A special meeting of the Quad was held virtually in March this year in the wake of Russia’s invasion of Ukraine.
Satellite-linked platform to counter illegal fishing
According to reports, the IPMDA will create a platform that will connect existing satellite surveillance centres in Singapore, India, and the rest of the Indo-Pacific, to create a centralised and cohesive system for monitoring illegal fishing in the region.
The new platform will provide near-real-time feed and intelligence to countries to monitor shipping routes across the Indo-Pacific.
The Quad will reportedly provide funding for a satellite imagery company to set up this platform, through which multiple feeds will be collated and shared with the Quad countries.

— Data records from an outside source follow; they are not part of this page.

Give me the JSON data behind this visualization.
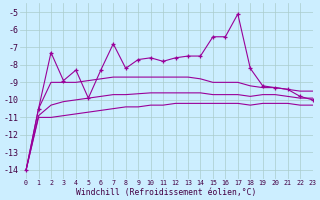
{
  "xlabel": "Windchill (Refroidissement éolien,°C)",
  "xlim": [
    -0.5,
    23
  ],
  "ylim": [
    -14.5,
    -4.5
  ],
  "yticks": [
    -14,
    -13,
    -12,
    -11,
    -10,
    -9,
    -8,
    -7,
    -6,
    -5
  ],
  "xticks": [
    0,
    1,
    2,
    3,
    4,
    5,
    6,
    7,
    8,
    9,
    10,
    11,
    12,
    13,
    14,
    15,
    16,
    17,
    18,
    19,
    20,
    21,
    22,
    23
  ],
  "background_color": "#cceeff",
  "line_color": "#990099",
  "grid_color": "#aacccc",
  "curves": {
    "jagged": [
      [
        0,
        -14.0
      ],
      [
        1,
        -10.5
      ],
      [
        2,
        -7.3
      ],
      [
        3,
        -8.9
      ],
      [
        4,
        -8.3
      ],
      [
        5,
        -9.9
      ],
      [
        6,
        -8.3
      ],
      [
        7,
        -6.8
      ],
      [
        8,
        -8.2
      ],
      [
        9,
        -7.7
      ],
      [
        10,
        -7.6
      ],
      [
        11,
        -7.8
      ],
      [
        12,
        -7.6
      ],
      [
        13,
        -7.5
      ],
      [
        14,
        -7.5
      ],
      [
        15,
        -6.4
      ],
      [
        16,
        -6.4
      ],
      [
        17,
        -5.1
      ],
      [
        18,
        -8.2
      ],
      [
        19,
        -9.2
      ],
      [
        20,
        -9.3
      ],
      [
        21,
        -9.4
      ],
      [
        22,
        -9.8
      ],
      [
        23,
        -10.0
      ]
    ],
    "smooth_upper": [
      [
        0,
        -14.0
      ],
      [
        1,
        -10.5
      ],
      [
        2,
        -9.0
      ],
      [
        3,
        -9.0
      ],
      [
        4,
        -9.0
      ],
      [
        5,
        -8.9
      ],
      [
        6,
        -8.8
      ],
      [
        7,
        -8.7
      ],
      [
        8,
        -8.7
      ],
      [
        9,
        -8.7
      ],
      [
        10,
        -8.7
      ],
      [
        11,
        -8.7
      ],
      [
        12,
        -8.7
      ],
      [
        13,
        -8.7
      ],
      [
        14,
        -8.8
      ],
      [
        15,
        -9.0
      ],
      [
        16,
        -9.0
      ],
      [
        17,
        -9.0
      ],
      [
        18,
        -9.2
      ],
      [
        19,
        -9.3
      ],
      [
        20,
        -9.3
      ],
      [
        21,
        -9.4
      ],
      [
        22,
        -9.5
      ],
      [
        23,
        -9.5
      ]
    ],
    "smooth_mid": [
      [
        0,
        -14.0
      ],
      [
        1,
        -10.9
      ],
      [
        2,
        -10.3
      ],
      [
        3,
        -10.1
      ],
      [
        4,
        -10.0
      ],
      [
        5,
        -9.9
      ],
      [
        6,
        -9.8
      ],
      [
        7,
        -9.7
      ],
      [
        8,
        -9.7
      ],
      [
        9,
        -9.65
      ],
      [
        10,
        -9.6
      ],
      [
        11,
        -9.6
      ],
      [
        12,
        -9.6
      ],
      [
        13,
        -9.6
      ],
      [
        14,
        -9.6
      ],
      [
        15,
        -9.7
      ],
      [
        16,
        -9.7
      ],
      [
        17,
        -9.7
      ],
      [
        18,
        -9.8
      ],
      [
        19,
        -9.7
      ],
      [
        20,
        -9.7
      ],
      [
        21,
        -9.8
      ],
      [
        22,
        -9.9
      ],
      [
        23,
        -9.9
      ]
    ],
    "smooth_lower": [
      [
        0,
        -14.0
      ],
      [
        1,
        -11.0
      ],
      [
        2,
        -11.0
      ],
      [
        3,
        -10.9
      ],
      [
        4,
        -10.8
      ],
      [
        5,
        -10.7
      ],
      [
        6,
        -10.6
      ],
      [
        7,
        -10.5
      ],
      [
        8,
        -10.4
      ],
      [
        9,
        -10.4
      ],
      [
        10,
        -10.3
      ],
      [
        11,
        -10.3
      ],
      [
        12,
        -10.2
      ],
      [
        13,
        -10.2
      ],
      [
        14,
        -10.2
      ],
      [
        15,
        -10.2
      ],
      [
        16,
        -10.2
      ],
      [
        17,
        -10.2
      ],
      [
        18,
        -10.3
      ],
      [
        19,
        -10.2
      ],
      [
        20,
        -10.2
      ],
      [
        21,
        -10.2
      ],
      [
        22,
        -10.3
      ],
      [
        23,
        -10.3
      ]
    ]
  }
}
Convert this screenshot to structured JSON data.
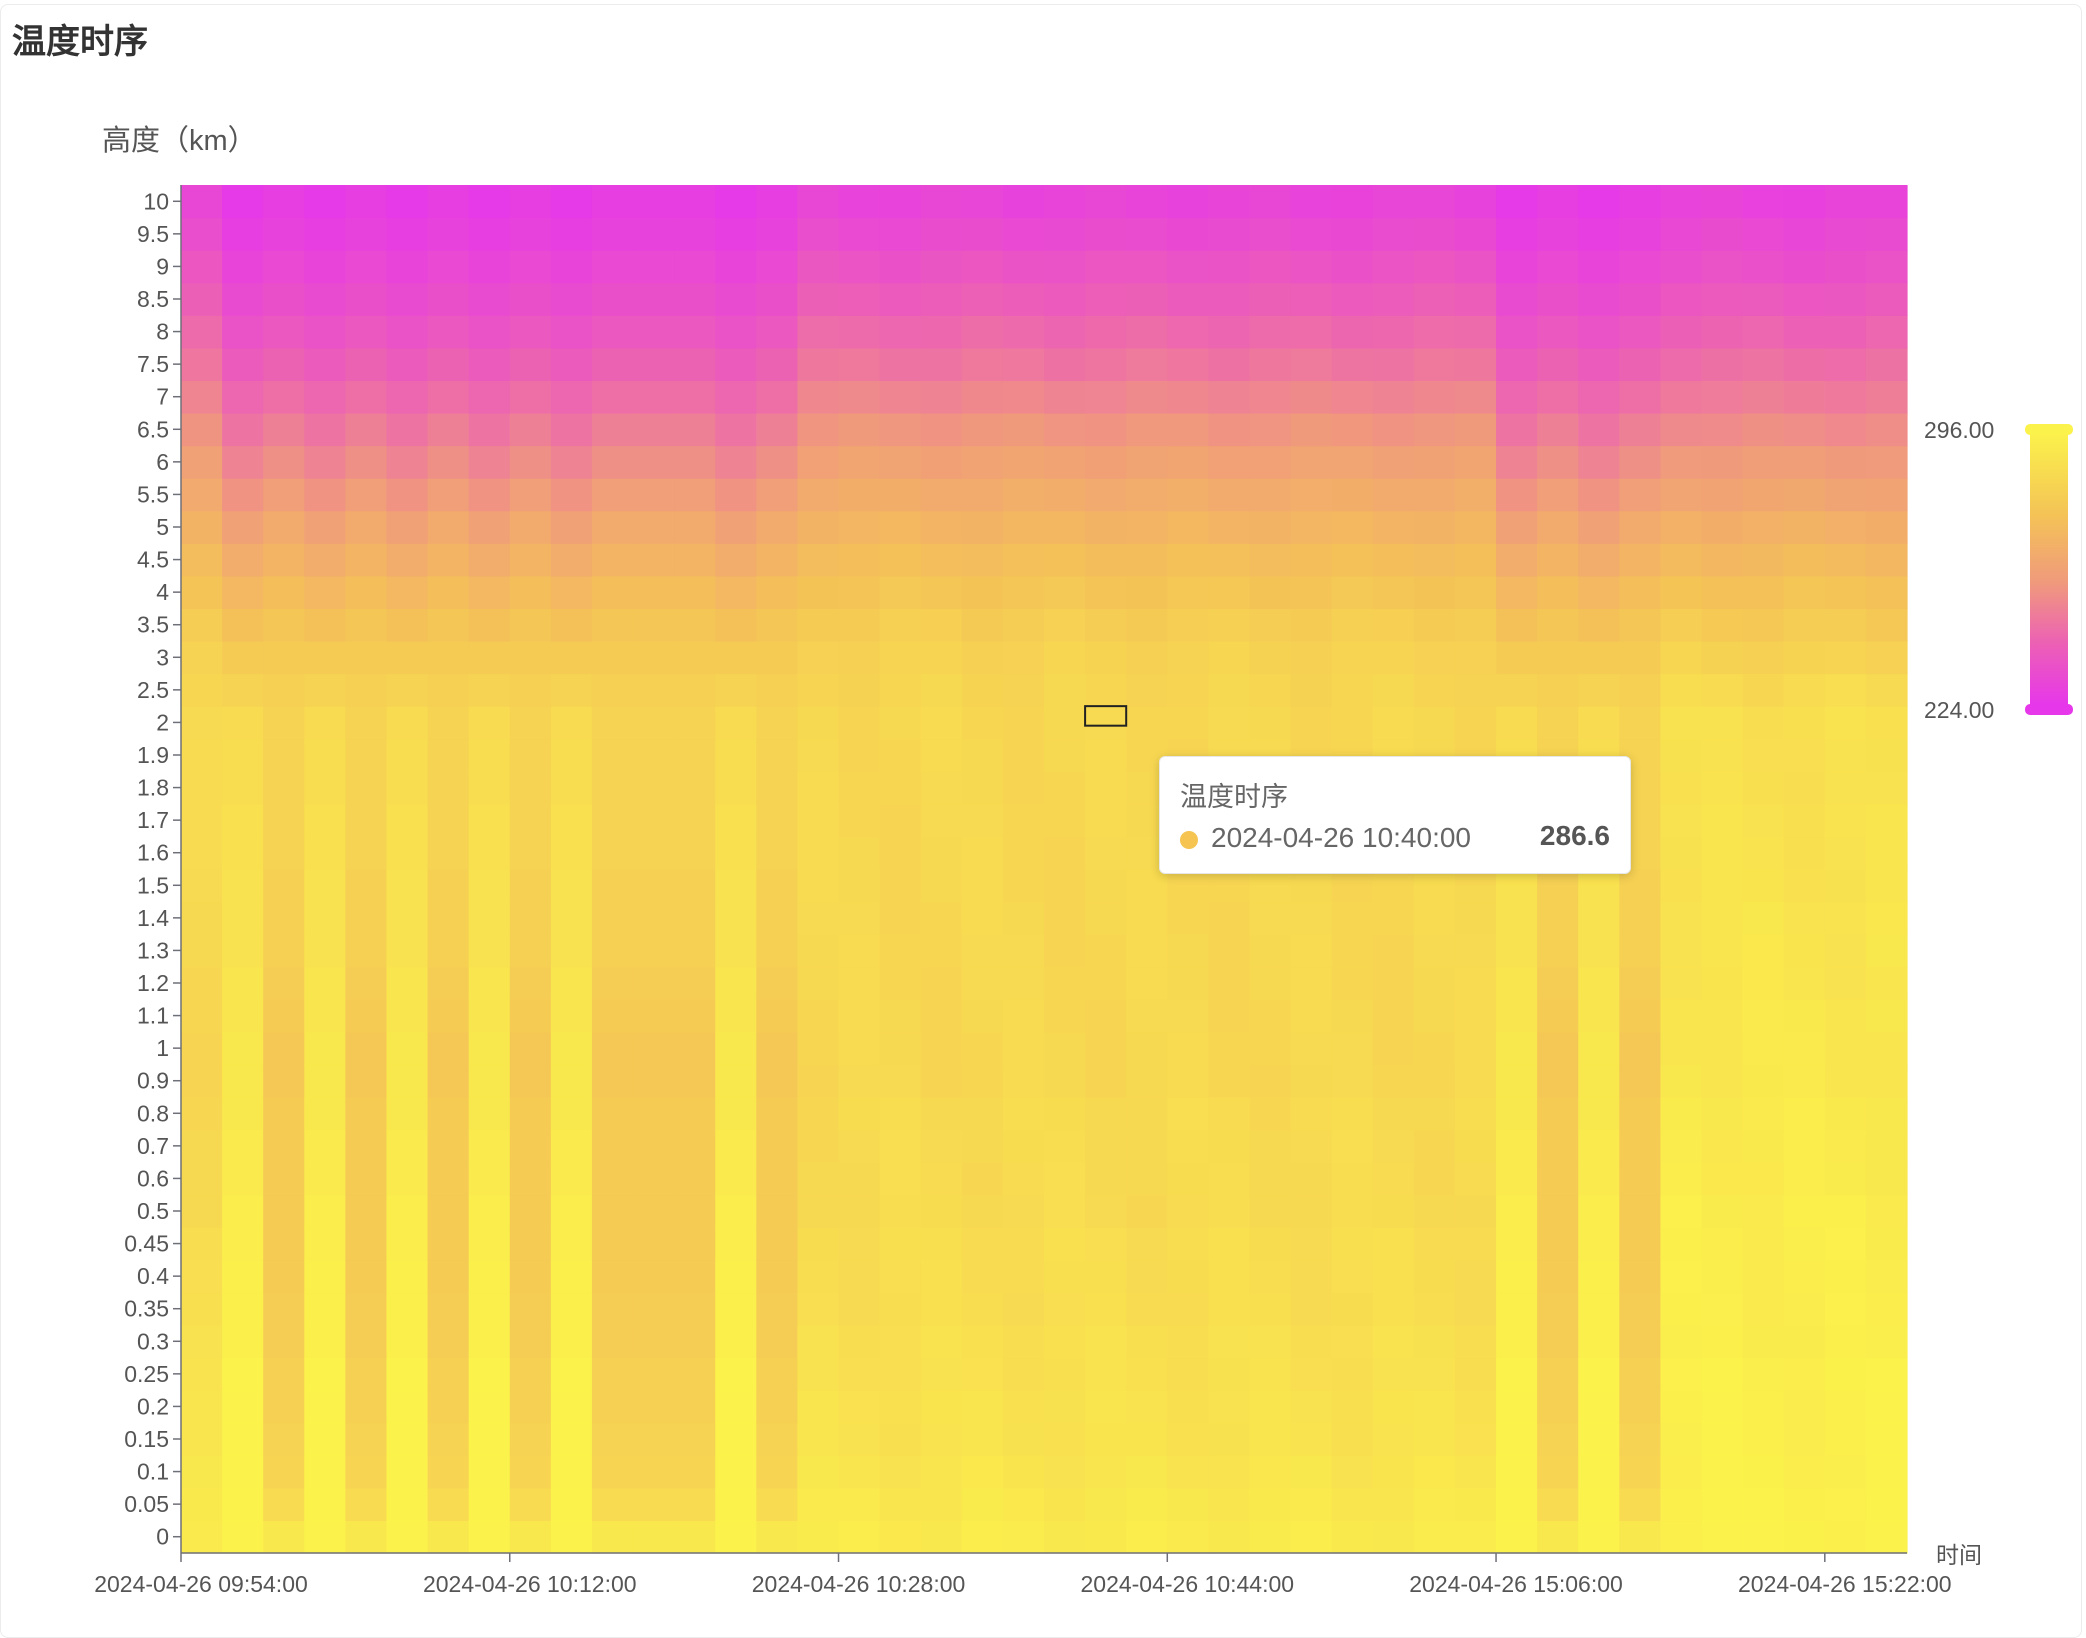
{
  "page": {
    "title": "温度时序"
  },
  "chart_data": {
    "type": "heatmap",
    "title": "温度时序",
    "ylabel": "高度（km）",
    "xlabel": "时间",
    "y_categories": [
      "0",
      "0.05",
      "0.1",
      "0.15",
      "0.2",
      "0.25",
      "0.3",
      "0.35",
      "0.4",
      "0.45",
      "0.5",
      "0.6",
      "0.7",
      "0.8",
      "0.9",
      "1",
      "1.1",
      "1.2",
      "1.3",
      "1.4",
      "1.5",
      "1.6",
      "1.7",
      "1.8",
      "1.9",
      "2",
      "2.5",
      "3",
      "3.5",
      "4",
      "4.5",
      "5",
      "5.5",
      "6",
      "6.5",
      "7",
      "7.5",
      "8",
      "8.5",
      "9",
      "9.5",
      "10"
    ],
    "x_tick_labels": [
      "2024-04-26 09:54:00",
      "2024-04-26 10:12:00",
      "2024-04-26 10:28:00",
      "2024-04-26 10:44:00",
      "2024-04-26 15:06:00",
      "2024-04-26 15:22:00"
    ],
    "x_column_count": 42,
    "x_columns_between_ticks": 8,
    "visual_map": {
      "min": 224,
      "max": 296,
      "min_label": "224.00",
      "max_label": "296.00",
      "colors": [
        "#e637ea",
        "#ec5fb6",
        "#f09a7c",
        "#f4c356",
        "#fbf24b"
      ]
    },
    "value_model": {
      "note_surface_base": 289,
      "warm_columns": [
        1,
        3,
        5,
        7,
        9,
        13,
        32,
        34
      ],
      "cool_columns": [
        2,
        4,
        6,
        8,
        10,
        11,
        12,
        14,
        33,
        35
      ]
    },
    "profiles": {
      "warm": [
        296,
        296,
        296,
        296,
        296,
        296,
        295,
        295,
        295,
        294,
        294,
        293,
        293,
        292,
        292,
        292,
        291,
        291,
        290,
        290,
        290,
        289,
        289,
        288,
        288,
        287,
        284,
        281,
        277,
        273,
        268,
        263,
        258,
        253,
        248,
        244,
        240,
        236,
        233,
        230,
        227,
        225
      ],
      "cool": [
        292,
        287,
        285,
        284,
        283,
        283,
        282,
        282,
        281,
        281,
        281,
        281,
        281,
        281,
        280,
        280,
        281,
        282,
        283,
        283,
        283,
        284,
        284,
        284,
        284,
        284,
        283,
        281,
        279,
        276,
        272,
        267,
        262,
        257,
        252,
        247,
        243,
        239,
        235,
        232,
        229,
        227
      ],
      "mid": [
        293,
        292,
        291,
        290,
        290,
        289,
        289,
        288,
        288,
        288,
        287,
        287,
        287,
        287,
        286,
        286,
        286,
        286,
        286,
        286,
        286,
        286,
        286,
        286,
        286,
        286,
        285,
        284,
        282,
        279,
        276,
        272,
        268,
        264,
        259,
        254,
        249,
        245,
        241,
        237,
        233,
        230
      ],
      "late": [
        296,
        296,
        295,
        295,
        295,
        295,
        294,
        294,
        294,
        294,
        294,
        293,
        293,
        293,
        292,
        292,
        292,
        291,
        291,
        291,
        290,
        290,
        290,
        289,
        289,
        289,
        287,
        284,
        281,
        278,
        274,
        270,
        265,
        261,
        256,
        251,
        247,
        243,
        239,
        235,
        232,
        229
      ]
    },
    "highlight": {
      "column": 22,
      "y": "2"
    },
    "tooltip": {
      "series": "温度时序",
      "name": "2024-04-26 10:40:00",
      "value": "286.6",
      "color": "#f5c451"
    }
  }
}
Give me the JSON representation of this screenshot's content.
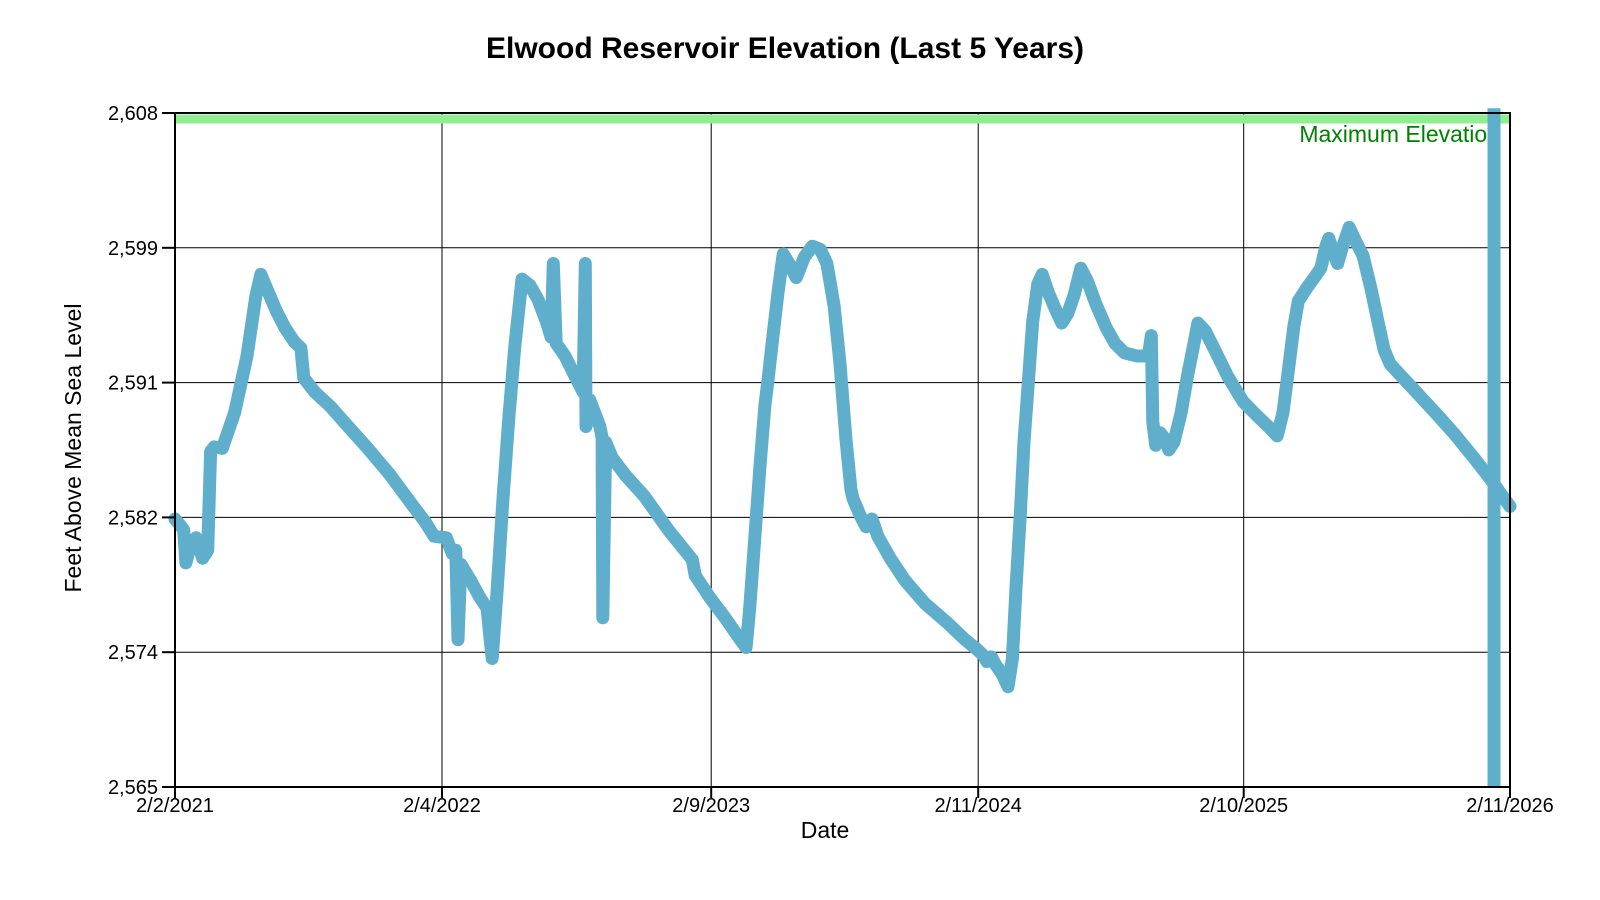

The platform will run as an interconnected and interoperable surveillance system, which will allow the countries to track radio frequencies and radar signals even when boats and vessels have turned off their monitoring systems.
The Indian Navy’s Information Fusion Centre-Indian Ocean Region (IFC-IOR), based in Gurgaon, will reportedly be an essential fulcrum in the information supply network.
Security component of Quad is slowly developing
“Until now, the security aspect of the Quad has been underutilised. With this satellite monitoring initiative, signs of greater cohesion are emerging in the security domain. It is a step in the right direction,” Admiral (retired) Arun Prakash, former chief of India’s Naval Staff, told ThePrint.
“Actions and operations involved in ‘combating illegal fishing’ can be numerous. With satellites, and perhaps, patrol aircraft and vessels monitoring ‘illegal fishing’ across the Indo-Pacific, the extent of surveillance will be broad. This surveillance could encompass all forms of shipping, including tracking the People’s Liberation Army’s navy warships”, Prakash added, referring to plausible covert motives for the initiative.
Essentially, this will enable the quad countries to track not only China’s fishing exploits, but also their larger movements and manoeuvres across the Indo-Pacific. Further, the partnership will also enhance interoperability and security coordination between the Quad partners, beyond the routine naval exercises, the former chief of India’s Naval Staff explained.